Tassone, who served as an assistant captain on the team of predominantly Junior B players, credited the team’s success to its “unity.”
“The team was unbelievable. I think it was the way the coach picked the team. We gelled very well,” he added. “Everyone knew their role.”
Head coach Colin Patterson, who was inducted to the Hall in 2013, was a mainstay in local hockey circles as a Cranbrook coach known for his calm and positive demeanor.
“I learned more about hockey in those few months,” said Unti. “I think it was a testament to the volunteers involved. We had talent but we also had coaching.”
Zanier, who is an assistant coach with the Trail Smoke Eaters, recalled Patterson’s calm presence behind the bench.
“In the opening game against Quebec, Prime Minister Pierre Trudeau came out for the ceremonial puck drop. Then when he left he shook the Quebec players’ hands but not ours. I think that rattled us a bit but Colin calmed us down.”
B.C. went on to roll over Quebec en route to four straight wins, the gold medal and completing a string of 13 straight wins, which began during exhibition matches prior to the Games.
“We had such a solid team,” said Zanier. “There was no first or second lines.”
Even the gold medal game provided no match for the B.C. boys. The team beat P.E.I. 13-2 in the semifinal and didn’t slow down against Nova Scotia.
“It was the only game where I was nervous,” admitted Tassone.
“We jumped on (Nova Scotia) right away and Dan was outstanding in goal,” said Zanier.
McFarland, one of the youngest players on the team, didn’t know what to make of all the fuss around the final, where he notched his first ever shutout.
“When I got home and they interviewed me I said I just stopped the puck, gave to the defencemen, they gave it to the wingers and they scored.”
Simple as that. Yet it still stands out.
“It was a memorable event,” said Unti.
He said the team didn’t get to attend the opening ceremonies but took part in the closing ceremonies with a gold medal hanging around their necks.
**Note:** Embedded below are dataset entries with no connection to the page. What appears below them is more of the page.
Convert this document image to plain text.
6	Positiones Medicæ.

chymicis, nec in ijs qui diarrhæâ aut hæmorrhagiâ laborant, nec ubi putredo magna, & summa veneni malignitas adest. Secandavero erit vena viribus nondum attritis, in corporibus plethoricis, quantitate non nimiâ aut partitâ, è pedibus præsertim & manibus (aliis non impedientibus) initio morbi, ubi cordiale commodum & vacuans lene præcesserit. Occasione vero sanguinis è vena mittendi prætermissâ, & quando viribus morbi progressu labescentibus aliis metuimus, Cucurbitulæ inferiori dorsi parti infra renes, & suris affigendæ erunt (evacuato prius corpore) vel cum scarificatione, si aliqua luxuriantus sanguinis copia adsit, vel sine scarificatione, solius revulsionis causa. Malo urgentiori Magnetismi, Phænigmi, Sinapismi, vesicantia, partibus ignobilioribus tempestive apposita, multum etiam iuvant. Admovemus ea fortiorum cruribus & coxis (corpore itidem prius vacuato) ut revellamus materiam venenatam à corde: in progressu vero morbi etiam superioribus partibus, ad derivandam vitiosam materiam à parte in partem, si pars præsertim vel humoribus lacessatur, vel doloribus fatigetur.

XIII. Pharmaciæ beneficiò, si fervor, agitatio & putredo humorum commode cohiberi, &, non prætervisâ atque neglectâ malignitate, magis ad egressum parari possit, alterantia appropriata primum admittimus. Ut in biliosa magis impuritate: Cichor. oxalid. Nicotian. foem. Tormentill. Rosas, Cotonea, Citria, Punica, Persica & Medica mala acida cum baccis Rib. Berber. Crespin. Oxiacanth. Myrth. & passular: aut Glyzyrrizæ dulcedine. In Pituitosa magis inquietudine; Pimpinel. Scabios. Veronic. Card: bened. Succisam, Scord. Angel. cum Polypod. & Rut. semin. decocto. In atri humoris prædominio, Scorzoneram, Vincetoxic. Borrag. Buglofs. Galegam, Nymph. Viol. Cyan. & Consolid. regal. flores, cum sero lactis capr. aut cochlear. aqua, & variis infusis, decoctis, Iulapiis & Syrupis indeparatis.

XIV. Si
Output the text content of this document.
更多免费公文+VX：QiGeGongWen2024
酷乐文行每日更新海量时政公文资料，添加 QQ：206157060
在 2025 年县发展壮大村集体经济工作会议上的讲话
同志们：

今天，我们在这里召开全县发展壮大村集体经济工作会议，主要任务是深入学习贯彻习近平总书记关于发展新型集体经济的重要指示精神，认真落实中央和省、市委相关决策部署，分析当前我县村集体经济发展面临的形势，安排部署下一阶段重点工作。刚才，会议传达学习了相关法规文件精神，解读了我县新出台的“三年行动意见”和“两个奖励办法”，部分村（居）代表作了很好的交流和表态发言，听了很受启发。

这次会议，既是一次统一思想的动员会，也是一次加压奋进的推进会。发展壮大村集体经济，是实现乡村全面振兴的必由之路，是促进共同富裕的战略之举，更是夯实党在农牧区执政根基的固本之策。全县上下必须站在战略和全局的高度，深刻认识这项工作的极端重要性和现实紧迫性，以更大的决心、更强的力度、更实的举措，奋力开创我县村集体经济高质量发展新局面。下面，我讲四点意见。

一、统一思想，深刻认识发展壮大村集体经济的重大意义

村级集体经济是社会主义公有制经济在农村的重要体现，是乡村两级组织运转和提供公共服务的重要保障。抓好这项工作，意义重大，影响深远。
“That was cool,” said Unti.
All those emotions and memories will come rushing back to the forefront this weekend as the team will be celebrated in Penticton with events throughout the weekend highlighted by the induction ceremony on Friday.
The team will join the likes of the 1938 and 1961 world champion Trail Smoke Eaters, the 1955 world champion Penticton Vees and 1937 world champion Kimberley Dynamiters as teams who have all been inducted into the BC Hockey Hall of Fame.